Nor would they be likely to grow if their area of self-determination was reduced to a territory conforming more to their majority position, perhaps bounded by the River Ban and the Mourne Mountains. Necessarily, this would include Belfast where the religious-political divide is almost equal. The new province would be as unstable as the old.
The answer remains what Matgamna denies. The fact that the struggle for Irish self-determination has to be seen, and waged accordingly, as an all-Ireland fight does not mean that it must be a ‘war of conquest’ by ‘the Catholics of all Ireland’ (P.191). The process of Permanent Revolution could be seen working at times when the struggle was at its most intense, in 1969, 1972 and during the 1981 hunger strike. On those occasions, what was a bourgeois nationalist military struggle appealing to all nationalists and limited to the six county province became a group of working class struggles in the work places of the republic. On the one hand, the Labour-union bureaucracy and on the other, the Republicans, whose identification of revolution with their armed struggle forced them to maintain its partitionist nature suppressed the possibility. Yet it had appeared and must be recorded and shown to be the way forward for the Irish revolution.
It must be said that not only does the objective potential exist for world socialist revolution, but so do many of the subjective conditions. What is lacking is the organised will to take advantage thereof. The Fourth International is jettisoning the programme of Marxism in a desperate chase for broad fronts. The other international bodies of the tradition follow different forms of philistinism and defend them dogmatically. Matgamna offers an alternative which is, if anything, worse. In his world perspective, the larger part of the planet is to avoid any revolutionary action as being premature before the working peoples of the imperialist states are ready to rise. He does not consider the possibility that revolution in the semi-colonial world could be a catalyst for that in the imperial metropoles, both as an inspiration to the exploited and a weakening of the exploiters. He does not seem to consider that though, by itself, a nationally limited revolution in such a country cannot achieve socialism and may only make a small dent in world capitalist hegemony, it can improve the lives of the working people in the states concerned. (With all Matgamna’s horror of what he perceives as Stalinism, does he really think the Cubans lived better under the Batista-Mafia regime than under its conqueror, Castro?) Nor does he consider the all too real possibility that the pressures leading to revolution in the semi-colonial world have to be harnessed to Marxist ends lest they be diverted into culturalist reaction; the last four decades in the middle east are witness to this.

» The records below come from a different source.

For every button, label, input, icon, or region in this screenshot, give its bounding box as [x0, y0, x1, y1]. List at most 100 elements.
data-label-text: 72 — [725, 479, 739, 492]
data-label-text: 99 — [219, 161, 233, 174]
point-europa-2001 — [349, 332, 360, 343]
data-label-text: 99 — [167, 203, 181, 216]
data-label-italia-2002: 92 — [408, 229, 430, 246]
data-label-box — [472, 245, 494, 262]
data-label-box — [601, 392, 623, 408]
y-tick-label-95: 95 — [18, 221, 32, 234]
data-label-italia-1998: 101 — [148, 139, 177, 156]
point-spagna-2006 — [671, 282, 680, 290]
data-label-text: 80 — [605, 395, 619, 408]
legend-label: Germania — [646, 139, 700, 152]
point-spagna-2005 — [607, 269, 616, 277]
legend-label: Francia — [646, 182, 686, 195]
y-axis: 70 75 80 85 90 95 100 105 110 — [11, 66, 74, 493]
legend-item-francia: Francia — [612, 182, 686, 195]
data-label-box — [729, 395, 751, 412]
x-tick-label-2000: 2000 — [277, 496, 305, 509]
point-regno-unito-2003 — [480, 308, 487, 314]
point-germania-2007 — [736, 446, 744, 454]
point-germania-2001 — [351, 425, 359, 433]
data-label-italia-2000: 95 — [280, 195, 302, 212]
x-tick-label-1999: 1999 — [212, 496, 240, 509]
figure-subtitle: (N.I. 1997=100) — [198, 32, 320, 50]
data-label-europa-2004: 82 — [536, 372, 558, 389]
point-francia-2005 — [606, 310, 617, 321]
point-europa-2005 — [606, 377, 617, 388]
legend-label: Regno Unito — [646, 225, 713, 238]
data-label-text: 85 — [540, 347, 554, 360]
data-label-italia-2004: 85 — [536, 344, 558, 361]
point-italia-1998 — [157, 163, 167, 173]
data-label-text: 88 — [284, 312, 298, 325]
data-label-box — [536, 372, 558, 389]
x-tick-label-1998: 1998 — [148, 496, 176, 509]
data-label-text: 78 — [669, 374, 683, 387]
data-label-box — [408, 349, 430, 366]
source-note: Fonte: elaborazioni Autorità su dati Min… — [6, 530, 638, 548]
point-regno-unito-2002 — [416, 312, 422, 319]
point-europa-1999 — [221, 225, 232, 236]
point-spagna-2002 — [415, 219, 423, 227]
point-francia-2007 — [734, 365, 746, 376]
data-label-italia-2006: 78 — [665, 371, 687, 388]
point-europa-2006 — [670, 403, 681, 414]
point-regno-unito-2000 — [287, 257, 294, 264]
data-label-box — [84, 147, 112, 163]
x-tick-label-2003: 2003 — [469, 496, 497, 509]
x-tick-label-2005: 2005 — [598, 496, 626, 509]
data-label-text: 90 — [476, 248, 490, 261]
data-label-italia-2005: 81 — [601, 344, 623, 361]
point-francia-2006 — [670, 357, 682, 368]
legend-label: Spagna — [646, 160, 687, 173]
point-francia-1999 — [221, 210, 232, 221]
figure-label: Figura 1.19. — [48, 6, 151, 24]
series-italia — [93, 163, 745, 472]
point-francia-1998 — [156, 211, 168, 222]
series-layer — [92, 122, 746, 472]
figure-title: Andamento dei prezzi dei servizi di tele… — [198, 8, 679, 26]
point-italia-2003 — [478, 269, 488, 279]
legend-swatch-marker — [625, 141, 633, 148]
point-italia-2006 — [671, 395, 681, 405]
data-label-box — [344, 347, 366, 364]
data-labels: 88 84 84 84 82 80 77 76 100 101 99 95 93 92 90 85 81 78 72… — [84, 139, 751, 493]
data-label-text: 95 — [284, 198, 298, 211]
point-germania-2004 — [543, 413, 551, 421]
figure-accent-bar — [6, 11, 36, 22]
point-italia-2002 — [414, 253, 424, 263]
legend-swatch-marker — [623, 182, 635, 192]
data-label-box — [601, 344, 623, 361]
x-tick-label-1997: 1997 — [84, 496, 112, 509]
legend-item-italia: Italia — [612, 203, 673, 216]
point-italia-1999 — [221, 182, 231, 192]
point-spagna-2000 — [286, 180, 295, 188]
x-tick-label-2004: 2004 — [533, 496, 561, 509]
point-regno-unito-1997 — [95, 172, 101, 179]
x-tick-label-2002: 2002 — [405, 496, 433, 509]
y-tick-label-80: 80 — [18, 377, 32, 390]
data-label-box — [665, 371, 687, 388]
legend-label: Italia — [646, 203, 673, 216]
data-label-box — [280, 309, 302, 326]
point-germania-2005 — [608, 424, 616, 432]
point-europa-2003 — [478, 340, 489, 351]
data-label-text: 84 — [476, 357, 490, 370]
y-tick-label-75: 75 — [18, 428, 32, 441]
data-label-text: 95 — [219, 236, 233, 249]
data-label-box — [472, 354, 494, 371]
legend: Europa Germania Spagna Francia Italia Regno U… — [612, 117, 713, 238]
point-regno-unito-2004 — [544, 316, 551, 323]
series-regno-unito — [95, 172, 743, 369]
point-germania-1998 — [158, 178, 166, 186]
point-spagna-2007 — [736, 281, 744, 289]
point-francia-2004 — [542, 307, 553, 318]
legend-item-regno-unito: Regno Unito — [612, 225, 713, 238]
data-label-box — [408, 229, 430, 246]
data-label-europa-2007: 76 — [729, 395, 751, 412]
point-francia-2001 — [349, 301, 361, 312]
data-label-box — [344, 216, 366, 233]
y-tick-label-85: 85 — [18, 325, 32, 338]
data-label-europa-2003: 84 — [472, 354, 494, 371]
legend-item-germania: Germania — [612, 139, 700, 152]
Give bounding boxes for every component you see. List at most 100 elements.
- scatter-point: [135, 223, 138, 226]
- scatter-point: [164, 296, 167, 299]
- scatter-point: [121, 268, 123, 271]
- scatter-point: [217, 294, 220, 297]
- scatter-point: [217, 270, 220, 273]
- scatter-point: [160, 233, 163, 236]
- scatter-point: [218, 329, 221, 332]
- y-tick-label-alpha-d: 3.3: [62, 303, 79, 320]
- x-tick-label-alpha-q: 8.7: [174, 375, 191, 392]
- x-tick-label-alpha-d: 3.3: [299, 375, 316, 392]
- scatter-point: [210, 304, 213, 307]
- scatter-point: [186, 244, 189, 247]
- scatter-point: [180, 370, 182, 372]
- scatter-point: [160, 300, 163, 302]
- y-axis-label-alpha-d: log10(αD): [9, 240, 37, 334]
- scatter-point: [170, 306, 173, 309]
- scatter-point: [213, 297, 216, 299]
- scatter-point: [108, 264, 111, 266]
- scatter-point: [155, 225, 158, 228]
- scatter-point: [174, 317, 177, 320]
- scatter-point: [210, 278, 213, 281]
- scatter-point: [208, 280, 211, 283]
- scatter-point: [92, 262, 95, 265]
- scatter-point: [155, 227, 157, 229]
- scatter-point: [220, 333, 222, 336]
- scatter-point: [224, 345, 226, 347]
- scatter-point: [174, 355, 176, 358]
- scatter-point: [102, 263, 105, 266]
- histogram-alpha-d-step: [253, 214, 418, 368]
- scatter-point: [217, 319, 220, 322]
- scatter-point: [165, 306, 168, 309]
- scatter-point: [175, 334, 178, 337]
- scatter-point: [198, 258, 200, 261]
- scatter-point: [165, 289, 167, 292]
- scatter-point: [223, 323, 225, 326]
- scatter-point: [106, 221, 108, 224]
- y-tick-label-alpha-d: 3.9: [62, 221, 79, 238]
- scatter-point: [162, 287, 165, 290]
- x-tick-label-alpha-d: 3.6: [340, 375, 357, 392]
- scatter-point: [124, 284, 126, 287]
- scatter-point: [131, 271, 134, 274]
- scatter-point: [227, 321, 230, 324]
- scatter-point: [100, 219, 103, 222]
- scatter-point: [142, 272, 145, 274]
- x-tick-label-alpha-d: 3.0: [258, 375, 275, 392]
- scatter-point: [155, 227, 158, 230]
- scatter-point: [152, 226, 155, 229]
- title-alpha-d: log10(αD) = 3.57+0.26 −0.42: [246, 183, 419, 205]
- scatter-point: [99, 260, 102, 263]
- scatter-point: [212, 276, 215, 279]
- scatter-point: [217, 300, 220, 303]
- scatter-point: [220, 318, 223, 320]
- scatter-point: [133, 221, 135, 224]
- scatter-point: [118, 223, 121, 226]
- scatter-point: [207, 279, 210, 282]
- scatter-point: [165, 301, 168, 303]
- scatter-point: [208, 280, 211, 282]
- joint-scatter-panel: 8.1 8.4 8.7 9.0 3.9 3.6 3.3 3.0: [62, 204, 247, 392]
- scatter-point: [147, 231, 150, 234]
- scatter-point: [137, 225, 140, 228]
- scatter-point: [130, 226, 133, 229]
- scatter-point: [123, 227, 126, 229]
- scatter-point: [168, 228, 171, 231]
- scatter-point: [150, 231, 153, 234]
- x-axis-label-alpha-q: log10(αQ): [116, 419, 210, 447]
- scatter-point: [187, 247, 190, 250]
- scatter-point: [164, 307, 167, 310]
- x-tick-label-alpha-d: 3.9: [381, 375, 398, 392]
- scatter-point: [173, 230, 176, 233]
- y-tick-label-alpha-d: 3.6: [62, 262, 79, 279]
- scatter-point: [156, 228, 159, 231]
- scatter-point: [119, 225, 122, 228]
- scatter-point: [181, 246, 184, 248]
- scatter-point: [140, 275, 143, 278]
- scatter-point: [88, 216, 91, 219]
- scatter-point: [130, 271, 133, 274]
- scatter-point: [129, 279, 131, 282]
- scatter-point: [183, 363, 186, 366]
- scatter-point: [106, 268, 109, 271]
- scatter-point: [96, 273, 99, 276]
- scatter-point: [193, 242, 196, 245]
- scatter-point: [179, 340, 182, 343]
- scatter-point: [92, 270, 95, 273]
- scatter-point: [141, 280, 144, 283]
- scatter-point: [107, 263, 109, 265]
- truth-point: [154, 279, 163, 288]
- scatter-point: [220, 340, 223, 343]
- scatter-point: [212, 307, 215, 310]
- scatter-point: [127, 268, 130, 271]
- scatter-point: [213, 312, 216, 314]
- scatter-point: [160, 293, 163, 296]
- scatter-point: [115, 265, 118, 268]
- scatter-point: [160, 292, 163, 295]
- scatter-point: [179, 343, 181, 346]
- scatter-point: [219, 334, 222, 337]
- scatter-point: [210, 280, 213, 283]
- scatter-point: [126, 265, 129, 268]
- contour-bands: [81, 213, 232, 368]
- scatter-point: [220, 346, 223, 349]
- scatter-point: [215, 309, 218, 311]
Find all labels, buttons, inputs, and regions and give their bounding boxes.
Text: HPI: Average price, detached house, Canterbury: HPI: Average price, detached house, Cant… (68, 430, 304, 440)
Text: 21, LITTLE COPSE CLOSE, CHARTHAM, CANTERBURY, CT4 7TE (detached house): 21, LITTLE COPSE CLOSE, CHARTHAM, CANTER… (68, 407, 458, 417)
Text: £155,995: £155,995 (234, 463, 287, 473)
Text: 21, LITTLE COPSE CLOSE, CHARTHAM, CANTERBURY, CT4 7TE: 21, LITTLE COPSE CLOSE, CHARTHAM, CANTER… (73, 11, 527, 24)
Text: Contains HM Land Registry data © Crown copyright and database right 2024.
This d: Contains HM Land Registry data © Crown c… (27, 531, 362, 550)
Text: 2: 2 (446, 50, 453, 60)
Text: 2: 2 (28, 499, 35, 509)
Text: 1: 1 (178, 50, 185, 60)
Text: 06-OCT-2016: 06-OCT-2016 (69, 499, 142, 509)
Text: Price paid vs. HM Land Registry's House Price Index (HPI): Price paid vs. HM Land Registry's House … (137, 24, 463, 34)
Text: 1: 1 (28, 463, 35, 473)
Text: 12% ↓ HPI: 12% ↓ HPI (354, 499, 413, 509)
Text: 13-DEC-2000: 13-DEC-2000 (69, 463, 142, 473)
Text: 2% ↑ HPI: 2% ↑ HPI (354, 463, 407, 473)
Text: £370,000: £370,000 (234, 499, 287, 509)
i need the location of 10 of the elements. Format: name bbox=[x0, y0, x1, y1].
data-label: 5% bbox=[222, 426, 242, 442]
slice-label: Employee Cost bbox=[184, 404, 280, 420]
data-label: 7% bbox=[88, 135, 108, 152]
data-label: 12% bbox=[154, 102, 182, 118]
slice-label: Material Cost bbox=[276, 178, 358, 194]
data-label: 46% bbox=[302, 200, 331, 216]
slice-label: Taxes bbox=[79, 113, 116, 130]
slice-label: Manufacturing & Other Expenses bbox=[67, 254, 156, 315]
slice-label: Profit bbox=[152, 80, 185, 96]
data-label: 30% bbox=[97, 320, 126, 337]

A new international Bolshevik Leninist Party is needed. It will be built by activists, but by activists who are prepared to argue out their positions honestly. There will be opportunities in which the permanent revolutionary process will take material form and provide opportunities for its practitioners to recruit. Much of the time they will do so by individual contact. How much time there is to do this is uncertain, but the clock is ticking.